Pour Ben Ali, les séances d’audition publique des victimes des abus des anciens régimes, notamment le sien, sont partiales et ne montrent qu’une face de l’histoire.
Par Yüsra Nemlaghi
Mounir Ben Salha, l’avocat de Zine El-Abidine Ben Ali, a publié, cet après-midi, un communiqué dont il attribue le contenu à l’ancien président, en fuite en Arabie saoudite depuis janvier 2011.
Selon ce dernier, les séances d’audition publiques de l’Instance Vérité et Dignité (IVD), qui ont commencé jeudi et vendredi dernier, et ont pris l’allure d’un procès public de son régime, ont dégénéré en règlements de comptes.
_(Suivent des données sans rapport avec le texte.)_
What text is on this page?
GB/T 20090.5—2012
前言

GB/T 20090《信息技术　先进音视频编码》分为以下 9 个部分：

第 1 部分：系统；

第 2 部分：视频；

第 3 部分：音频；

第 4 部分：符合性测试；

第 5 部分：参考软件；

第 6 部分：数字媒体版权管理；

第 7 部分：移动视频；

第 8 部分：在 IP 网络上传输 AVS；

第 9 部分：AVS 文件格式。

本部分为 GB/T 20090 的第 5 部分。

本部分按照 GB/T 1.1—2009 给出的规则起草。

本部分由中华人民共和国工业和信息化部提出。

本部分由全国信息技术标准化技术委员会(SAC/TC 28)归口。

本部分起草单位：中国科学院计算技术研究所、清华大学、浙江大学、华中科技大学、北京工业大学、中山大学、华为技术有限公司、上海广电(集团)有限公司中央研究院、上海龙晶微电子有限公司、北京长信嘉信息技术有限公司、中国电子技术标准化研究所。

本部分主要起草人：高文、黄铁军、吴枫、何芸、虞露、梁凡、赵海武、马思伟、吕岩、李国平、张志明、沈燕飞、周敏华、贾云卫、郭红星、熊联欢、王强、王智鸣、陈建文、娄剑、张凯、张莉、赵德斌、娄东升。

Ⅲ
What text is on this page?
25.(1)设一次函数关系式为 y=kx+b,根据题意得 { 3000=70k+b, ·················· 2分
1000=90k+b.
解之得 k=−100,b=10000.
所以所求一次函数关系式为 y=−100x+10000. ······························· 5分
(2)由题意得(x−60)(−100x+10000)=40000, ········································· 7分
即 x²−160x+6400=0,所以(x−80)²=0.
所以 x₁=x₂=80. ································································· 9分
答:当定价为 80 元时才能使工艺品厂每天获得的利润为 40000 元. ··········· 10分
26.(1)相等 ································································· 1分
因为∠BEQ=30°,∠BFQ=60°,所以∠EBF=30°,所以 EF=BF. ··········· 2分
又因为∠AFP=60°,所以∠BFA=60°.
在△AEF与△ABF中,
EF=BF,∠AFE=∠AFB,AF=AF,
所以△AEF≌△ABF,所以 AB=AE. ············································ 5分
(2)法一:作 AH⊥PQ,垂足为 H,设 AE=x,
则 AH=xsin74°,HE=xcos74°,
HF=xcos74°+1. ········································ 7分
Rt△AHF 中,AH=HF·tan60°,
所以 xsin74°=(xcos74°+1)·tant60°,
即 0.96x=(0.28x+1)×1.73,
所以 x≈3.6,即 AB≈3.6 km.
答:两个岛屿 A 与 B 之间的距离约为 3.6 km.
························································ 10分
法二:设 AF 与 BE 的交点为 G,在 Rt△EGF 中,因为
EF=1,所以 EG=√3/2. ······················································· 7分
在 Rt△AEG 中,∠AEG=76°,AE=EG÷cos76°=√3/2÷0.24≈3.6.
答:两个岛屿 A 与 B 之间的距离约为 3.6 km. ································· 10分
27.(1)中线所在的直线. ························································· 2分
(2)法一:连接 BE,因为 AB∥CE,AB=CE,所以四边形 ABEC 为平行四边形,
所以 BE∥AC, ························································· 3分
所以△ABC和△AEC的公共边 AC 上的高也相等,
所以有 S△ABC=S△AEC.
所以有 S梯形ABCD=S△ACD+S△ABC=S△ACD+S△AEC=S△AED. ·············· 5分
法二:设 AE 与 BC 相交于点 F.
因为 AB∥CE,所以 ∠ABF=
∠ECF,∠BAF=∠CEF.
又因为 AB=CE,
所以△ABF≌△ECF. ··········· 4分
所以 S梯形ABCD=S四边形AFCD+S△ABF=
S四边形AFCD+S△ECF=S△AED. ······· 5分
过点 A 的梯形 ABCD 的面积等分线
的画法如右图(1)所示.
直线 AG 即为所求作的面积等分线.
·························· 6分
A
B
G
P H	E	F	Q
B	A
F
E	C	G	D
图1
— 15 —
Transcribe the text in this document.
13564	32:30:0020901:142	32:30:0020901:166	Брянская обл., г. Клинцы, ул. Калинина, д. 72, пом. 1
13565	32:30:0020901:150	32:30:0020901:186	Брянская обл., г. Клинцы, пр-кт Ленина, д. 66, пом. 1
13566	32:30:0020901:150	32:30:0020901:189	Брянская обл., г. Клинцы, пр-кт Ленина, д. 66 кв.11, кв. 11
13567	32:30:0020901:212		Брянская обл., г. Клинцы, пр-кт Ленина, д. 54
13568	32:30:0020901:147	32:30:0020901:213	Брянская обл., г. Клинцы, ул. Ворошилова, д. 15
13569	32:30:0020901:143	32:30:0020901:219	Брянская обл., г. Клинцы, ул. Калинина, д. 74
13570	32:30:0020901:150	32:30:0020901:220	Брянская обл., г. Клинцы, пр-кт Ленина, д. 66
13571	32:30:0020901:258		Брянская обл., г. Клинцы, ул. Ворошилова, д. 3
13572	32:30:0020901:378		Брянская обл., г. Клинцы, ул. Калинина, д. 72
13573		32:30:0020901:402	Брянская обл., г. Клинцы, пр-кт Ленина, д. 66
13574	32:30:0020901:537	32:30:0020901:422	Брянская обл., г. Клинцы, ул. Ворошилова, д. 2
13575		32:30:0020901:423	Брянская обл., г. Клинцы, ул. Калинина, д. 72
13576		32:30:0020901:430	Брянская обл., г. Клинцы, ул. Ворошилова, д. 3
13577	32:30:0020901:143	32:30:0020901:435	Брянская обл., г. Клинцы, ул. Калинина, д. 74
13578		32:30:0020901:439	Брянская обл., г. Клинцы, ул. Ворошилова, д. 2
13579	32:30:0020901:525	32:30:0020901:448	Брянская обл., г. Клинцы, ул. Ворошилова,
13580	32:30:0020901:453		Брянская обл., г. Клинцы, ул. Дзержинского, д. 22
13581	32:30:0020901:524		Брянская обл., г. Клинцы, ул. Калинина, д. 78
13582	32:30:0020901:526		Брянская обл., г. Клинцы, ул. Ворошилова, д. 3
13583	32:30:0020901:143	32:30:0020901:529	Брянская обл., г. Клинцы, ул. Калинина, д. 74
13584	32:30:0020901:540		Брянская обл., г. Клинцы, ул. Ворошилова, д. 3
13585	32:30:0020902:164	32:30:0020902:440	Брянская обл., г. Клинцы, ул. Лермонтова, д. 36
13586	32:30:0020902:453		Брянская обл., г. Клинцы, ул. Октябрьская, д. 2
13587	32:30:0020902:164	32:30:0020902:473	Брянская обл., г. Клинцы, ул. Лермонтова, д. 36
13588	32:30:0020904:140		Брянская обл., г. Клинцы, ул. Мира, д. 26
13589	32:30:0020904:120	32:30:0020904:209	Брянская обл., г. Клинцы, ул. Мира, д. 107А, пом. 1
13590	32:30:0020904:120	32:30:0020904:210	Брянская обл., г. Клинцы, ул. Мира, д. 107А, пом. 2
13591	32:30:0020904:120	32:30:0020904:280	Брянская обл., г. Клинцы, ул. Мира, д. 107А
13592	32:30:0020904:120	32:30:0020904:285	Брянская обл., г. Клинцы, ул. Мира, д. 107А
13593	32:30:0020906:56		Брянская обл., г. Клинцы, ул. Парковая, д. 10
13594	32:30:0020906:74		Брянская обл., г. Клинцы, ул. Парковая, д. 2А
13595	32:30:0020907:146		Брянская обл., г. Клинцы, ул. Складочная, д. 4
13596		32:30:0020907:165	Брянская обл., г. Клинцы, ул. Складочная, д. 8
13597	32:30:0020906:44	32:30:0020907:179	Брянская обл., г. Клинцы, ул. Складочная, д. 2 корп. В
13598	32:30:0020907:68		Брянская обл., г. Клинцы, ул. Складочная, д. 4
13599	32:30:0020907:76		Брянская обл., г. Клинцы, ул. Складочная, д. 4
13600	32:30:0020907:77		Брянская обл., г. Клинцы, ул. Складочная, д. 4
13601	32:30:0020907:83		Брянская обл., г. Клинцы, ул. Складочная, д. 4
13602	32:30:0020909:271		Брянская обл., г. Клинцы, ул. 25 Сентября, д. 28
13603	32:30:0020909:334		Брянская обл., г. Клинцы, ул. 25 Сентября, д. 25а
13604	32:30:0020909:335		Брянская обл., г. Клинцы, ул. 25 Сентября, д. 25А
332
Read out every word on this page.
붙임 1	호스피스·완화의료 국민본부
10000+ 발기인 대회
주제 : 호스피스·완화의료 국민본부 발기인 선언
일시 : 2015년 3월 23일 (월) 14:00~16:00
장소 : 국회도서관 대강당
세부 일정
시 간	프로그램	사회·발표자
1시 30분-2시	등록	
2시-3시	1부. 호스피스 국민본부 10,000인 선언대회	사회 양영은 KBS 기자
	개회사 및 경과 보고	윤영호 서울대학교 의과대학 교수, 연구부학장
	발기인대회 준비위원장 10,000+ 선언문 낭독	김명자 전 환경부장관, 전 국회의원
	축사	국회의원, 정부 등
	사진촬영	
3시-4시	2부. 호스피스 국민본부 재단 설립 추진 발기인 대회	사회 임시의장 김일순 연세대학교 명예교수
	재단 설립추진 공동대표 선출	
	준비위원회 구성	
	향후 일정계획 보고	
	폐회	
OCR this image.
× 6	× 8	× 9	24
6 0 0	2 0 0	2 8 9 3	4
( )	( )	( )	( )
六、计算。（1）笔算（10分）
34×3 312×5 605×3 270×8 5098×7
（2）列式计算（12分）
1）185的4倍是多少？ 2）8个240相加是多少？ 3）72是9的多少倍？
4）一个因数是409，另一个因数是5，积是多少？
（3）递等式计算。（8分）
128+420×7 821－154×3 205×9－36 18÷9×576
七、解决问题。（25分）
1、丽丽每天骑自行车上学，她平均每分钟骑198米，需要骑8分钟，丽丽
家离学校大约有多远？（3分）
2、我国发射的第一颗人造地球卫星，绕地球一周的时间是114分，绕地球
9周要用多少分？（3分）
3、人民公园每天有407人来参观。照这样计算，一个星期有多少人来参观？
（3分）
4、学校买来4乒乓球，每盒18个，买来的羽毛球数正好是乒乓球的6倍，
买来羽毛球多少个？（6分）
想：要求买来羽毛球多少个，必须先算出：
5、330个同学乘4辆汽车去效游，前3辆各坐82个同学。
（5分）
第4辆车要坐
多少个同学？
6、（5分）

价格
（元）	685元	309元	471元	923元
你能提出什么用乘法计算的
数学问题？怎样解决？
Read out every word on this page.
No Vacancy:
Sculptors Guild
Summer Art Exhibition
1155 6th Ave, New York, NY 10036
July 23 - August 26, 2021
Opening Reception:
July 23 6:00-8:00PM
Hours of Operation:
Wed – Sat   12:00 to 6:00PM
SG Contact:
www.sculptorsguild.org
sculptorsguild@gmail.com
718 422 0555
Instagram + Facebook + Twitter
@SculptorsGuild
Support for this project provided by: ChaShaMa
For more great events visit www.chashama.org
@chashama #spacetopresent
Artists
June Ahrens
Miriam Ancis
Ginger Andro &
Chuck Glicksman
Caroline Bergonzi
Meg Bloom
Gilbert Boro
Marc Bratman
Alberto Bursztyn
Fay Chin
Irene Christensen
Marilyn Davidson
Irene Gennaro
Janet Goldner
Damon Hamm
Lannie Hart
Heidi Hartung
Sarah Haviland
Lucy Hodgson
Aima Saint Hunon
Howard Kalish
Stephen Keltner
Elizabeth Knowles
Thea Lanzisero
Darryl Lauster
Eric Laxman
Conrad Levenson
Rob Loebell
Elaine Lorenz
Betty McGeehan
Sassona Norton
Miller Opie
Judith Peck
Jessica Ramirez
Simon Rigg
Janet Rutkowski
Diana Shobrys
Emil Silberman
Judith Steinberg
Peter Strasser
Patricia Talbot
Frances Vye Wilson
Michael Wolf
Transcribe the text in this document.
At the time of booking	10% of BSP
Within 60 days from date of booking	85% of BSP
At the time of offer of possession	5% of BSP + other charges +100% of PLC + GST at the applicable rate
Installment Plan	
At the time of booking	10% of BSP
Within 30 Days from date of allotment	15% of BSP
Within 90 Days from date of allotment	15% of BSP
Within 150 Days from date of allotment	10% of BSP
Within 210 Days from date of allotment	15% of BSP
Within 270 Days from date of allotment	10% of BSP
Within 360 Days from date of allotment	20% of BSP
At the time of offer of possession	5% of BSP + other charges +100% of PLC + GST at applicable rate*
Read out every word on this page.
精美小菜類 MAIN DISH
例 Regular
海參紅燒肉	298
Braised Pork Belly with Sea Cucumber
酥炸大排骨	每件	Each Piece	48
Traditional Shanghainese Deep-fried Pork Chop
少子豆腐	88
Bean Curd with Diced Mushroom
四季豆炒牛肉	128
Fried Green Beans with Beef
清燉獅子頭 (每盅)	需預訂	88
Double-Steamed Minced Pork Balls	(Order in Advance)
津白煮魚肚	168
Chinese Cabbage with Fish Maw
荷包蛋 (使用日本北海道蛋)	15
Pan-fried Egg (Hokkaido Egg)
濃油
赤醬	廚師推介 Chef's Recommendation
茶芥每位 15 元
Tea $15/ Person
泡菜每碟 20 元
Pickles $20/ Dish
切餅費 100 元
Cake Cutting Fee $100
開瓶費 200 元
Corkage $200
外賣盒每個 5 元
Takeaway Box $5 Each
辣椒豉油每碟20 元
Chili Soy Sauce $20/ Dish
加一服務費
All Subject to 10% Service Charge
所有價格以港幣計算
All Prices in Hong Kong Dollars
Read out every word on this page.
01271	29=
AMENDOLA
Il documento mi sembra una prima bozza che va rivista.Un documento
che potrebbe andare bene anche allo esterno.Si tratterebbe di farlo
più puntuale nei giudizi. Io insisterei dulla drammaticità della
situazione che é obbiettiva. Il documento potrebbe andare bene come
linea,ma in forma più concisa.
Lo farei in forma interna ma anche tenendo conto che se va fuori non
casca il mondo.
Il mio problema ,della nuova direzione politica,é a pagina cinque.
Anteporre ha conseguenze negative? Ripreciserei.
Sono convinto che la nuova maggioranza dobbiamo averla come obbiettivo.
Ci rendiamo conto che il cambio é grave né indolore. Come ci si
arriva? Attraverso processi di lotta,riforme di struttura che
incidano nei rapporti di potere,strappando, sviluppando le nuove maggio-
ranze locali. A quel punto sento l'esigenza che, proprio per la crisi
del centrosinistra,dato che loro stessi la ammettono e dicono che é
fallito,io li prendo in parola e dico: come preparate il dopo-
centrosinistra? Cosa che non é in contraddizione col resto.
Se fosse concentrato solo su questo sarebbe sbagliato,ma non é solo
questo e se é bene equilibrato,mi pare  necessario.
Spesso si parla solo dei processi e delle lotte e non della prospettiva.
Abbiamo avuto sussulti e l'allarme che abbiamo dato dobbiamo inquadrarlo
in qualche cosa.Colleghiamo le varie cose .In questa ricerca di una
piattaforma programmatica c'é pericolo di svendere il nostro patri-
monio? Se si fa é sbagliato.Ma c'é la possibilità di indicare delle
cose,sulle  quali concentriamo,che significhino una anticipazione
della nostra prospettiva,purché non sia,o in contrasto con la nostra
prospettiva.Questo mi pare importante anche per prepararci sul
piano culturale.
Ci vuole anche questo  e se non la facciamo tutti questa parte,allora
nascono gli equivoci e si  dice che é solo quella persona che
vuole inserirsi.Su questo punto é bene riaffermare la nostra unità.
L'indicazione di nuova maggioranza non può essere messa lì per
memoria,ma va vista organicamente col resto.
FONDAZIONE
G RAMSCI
Ces séances sont partiales, a-t-il dit, «car seules les parties qui se présentent comme victimes de torture et de répression ont pris la parole et que la lumière n’a pas été faite sur toute les affaires évoquées dans les témoignages ni sur les faits qui étaient reprochés aux dites victimes».
Bien qu’il ait reconnu que des interrogatoires avaient probablement été menés sans respecter les règles des droits de l’homme, Ben Ali a cru devoir préciser que des victimes ont été dédommagées sur la foi d’un rapport ordonné par la présidence de la république et réalisé par feu Rachid Driss, ancien président du Haut comité des droits de l’homme et des libertés fondamentales, et qui a recensé des cas de dépassements lors des interrogatoires et dans les prisons.
Ben Ali est allé jusqu’à justifier les dépassements des institutions sécuritaires, pénitentiaires et judiciaires par la situation générale prévalant dans le pays qui a dû faire face, selon lui, aux activités secrètes «des ailes sécuritaires et armées de certains partis politiques visant à déstabiliser le pays», par allusion au parti islamiste Ennahdha, dont les militants ont été les plus violemment réprimés par la machine Ben Ali.
«Nous avons toujours oeuvré pour protéger le peuple et la nation et leur permettre de vivre dignement et en sécurité», a-t-il aussi souligné.
L’ancien président estime, par ailleurs, que les auditions publiques de l’IVD pourraient diviser les Tunisiens et détourner leur attention des vrais problèmes auxquels est confrontée la Tunisie aujourd’hui, citant au passage «la crise économique étouffante et le terrorisme».
«Nous compatissons avec les victimes des abus de l’Etat, mais aussi avec celles du terrorisme et de la violence politique», a-t-il ajouté, faisant allusion aux meurtres de Lotfi Nagdh, Chokri Belaïd et autres Mohamed Brahmi, sans parler des agents et cadres sécuritaires et armés tués par des groupes extrémistes religieux… après 2011.
Ben Ali, qui reconnait sa responsabilité dans les abus du passé, essaie non seulement de les justifier, mais en appelle au jugement des historiens, et non des juges, qu’il a totalement ignorés dans son communiqué, estimant, sans doute, que le bilan de ses 23 ans de pouvoir pourrait être jugé relativement positif, en comparaison avec la détérioration de la situation générale dans le pays depuis son départ.
Dans son exil en Arabie saoudite, Ben Ali entend les gémissements des Tunisiens depuis la montée d’Ennahdha aux affaires et pense pouvoir y puiser une justification, a posteriori, de ses abus anciens.
On aura tout vu et entendu: la justice transitionnelle finira-t-elle par bénéficier à… Ben Ali?